L'importance de la population à la fin du Moyen Age a pu être grossièrement estimée dans quelques cas : le nombre des habitants de Tours, évalué à 10000 au début du 14e s., serait tombé à 7 ou 8000 au début du 15e s. et serait remonté à 10-12000 au début du 15e s., lorsque la ville était capitale royale. Amboise pouvait compter 1500 à 2000 habitants, Loches avec Beaulieu environ 2000, et Chinon 3000 après 1450, au moment de la reprise démographique (Galinié, Audinet 1992).

- L'identité urbaine

Au Moyen Age comme dans les Temps modernes, une ville ne se conçoit pas sans la présence d'une enceinte. Au-delà de son rôle défensif, celle-ci a une fonction symbolique dont le rôle a été important dans la construction de l'identité urbaine et la genèse institutionnelle des corps-de-ville. La ville de Tours, qui reçut en 1356 du roi Jean le Bon l'autorisation de construire une enceinte réunissant les deux pôles de Châteauneuf-Saint-Martin et de la Cité, obtint en même temps le droit de lever des impôts et de tenir des assemblées générales d'habitants chargées d'élire les responsables de la défense commune, point de départ de la conquête de l'autonomie administrative qui caractérise les « bonnes villes » (Chevalier 1985 : 113).
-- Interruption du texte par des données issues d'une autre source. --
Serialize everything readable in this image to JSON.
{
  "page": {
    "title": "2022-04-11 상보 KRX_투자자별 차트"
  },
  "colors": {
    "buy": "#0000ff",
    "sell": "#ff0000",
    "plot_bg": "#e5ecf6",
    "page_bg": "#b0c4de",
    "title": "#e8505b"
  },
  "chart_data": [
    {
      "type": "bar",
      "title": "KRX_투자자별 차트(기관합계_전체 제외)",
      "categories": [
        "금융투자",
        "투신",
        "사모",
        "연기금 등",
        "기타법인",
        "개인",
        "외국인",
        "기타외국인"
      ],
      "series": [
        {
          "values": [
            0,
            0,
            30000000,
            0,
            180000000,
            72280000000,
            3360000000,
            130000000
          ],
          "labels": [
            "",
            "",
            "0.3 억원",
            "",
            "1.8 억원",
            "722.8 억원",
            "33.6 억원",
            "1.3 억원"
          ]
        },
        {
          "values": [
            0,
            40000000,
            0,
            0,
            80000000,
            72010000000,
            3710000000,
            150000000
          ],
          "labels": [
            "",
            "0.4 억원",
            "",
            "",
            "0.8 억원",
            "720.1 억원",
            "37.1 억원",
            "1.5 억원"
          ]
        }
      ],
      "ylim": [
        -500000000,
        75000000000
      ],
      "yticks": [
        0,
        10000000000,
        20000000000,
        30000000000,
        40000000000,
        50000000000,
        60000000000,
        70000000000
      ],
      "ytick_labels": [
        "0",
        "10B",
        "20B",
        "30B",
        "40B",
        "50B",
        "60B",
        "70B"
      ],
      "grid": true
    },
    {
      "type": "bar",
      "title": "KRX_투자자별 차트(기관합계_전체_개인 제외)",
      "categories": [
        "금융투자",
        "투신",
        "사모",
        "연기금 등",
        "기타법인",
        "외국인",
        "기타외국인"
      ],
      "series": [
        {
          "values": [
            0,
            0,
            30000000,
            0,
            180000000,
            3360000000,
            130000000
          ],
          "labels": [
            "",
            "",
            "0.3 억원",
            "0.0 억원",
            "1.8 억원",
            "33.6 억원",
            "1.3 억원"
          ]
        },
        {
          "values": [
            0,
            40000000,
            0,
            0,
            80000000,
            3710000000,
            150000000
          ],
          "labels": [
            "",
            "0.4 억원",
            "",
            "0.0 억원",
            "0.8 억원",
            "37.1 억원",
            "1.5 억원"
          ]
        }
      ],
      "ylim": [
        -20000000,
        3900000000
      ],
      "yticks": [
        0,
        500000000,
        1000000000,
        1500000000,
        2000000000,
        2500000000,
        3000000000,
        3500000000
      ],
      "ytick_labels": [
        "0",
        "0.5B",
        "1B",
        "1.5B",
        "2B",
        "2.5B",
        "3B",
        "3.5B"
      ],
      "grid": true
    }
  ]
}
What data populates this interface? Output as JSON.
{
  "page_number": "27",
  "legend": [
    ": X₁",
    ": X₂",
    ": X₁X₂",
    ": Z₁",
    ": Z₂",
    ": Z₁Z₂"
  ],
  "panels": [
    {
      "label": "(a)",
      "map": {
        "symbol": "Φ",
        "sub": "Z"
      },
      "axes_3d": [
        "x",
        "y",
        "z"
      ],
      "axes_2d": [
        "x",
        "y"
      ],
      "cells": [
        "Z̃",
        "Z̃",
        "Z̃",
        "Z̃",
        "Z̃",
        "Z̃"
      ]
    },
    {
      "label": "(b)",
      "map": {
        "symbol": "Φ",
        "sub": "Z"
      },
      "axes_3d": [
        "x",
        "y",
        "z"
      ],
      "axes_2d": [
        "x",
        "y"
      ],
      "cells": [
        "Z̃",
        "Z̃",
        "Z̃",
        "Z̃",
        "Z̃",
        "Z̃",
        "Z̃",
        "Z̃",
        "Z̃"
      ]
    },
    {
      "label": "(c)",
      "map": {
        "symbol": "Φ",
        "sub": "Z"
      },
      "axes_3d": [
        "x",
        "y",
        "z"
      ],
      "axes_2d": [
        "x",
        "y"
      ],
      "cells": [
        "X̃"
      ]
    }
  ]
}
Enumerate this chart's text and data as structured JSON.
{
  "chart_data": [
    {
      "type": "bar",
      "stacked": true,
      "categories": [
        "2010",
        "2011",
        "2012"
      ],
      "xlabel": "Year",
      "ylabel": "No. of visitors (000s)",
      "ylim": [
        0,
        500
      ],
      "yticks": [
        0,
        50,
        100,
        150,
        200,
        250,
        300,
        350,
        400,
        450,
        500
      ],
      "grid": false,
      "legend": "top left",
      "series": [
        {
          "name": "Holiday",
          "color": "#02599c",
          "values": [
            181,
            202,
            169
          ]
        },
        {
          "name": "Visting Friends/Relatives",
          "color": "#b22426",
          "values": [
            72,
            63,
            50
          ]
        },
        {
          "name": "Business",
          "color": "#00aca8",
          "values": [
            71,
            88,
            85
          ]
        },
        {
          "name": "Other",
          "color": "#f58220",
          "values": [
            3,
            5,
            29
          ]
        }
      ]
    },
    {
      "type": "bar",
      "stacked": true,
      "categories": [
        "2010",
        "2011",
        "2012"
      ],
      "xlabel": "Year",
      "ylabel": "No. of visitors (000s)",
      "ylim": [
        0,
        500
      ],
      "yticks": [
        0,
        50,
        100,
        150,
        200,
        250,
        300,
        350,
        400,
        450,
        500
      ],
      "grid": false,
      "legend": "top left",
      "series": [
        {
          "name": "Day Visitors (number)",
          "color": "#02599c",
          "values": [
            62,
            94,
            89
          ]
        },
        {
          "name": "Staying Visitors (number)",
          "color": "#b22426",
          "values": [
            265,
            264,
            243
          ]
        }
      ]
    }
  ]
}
Les comptes de la ville d'Amboise, conservés à partir de 1421, témoignent également de la part prise par la communauté d'habitants à l'entretien des défenses (Gaugain 2014a).

Certaines enceintes sont représentées par des tours et des courtines encore en élévation (Salamagne 2014), d'autres ne sont plus attestées que par des traces dans le parcellaire et la voirie. Bourgueil et Beaulieu-lès-Loches, sièges d'abbayes, ont été dotées d'une enceinte urbaine, l'une au 13e et l'autre au 14e s. (Scheffer, Dalayeun 2014). Ce fut également le cas, au 15e s., de l'agglomération constituée autour de l'abbaye de Cormery, bien que son développement ait été très limité (Lorans 1996).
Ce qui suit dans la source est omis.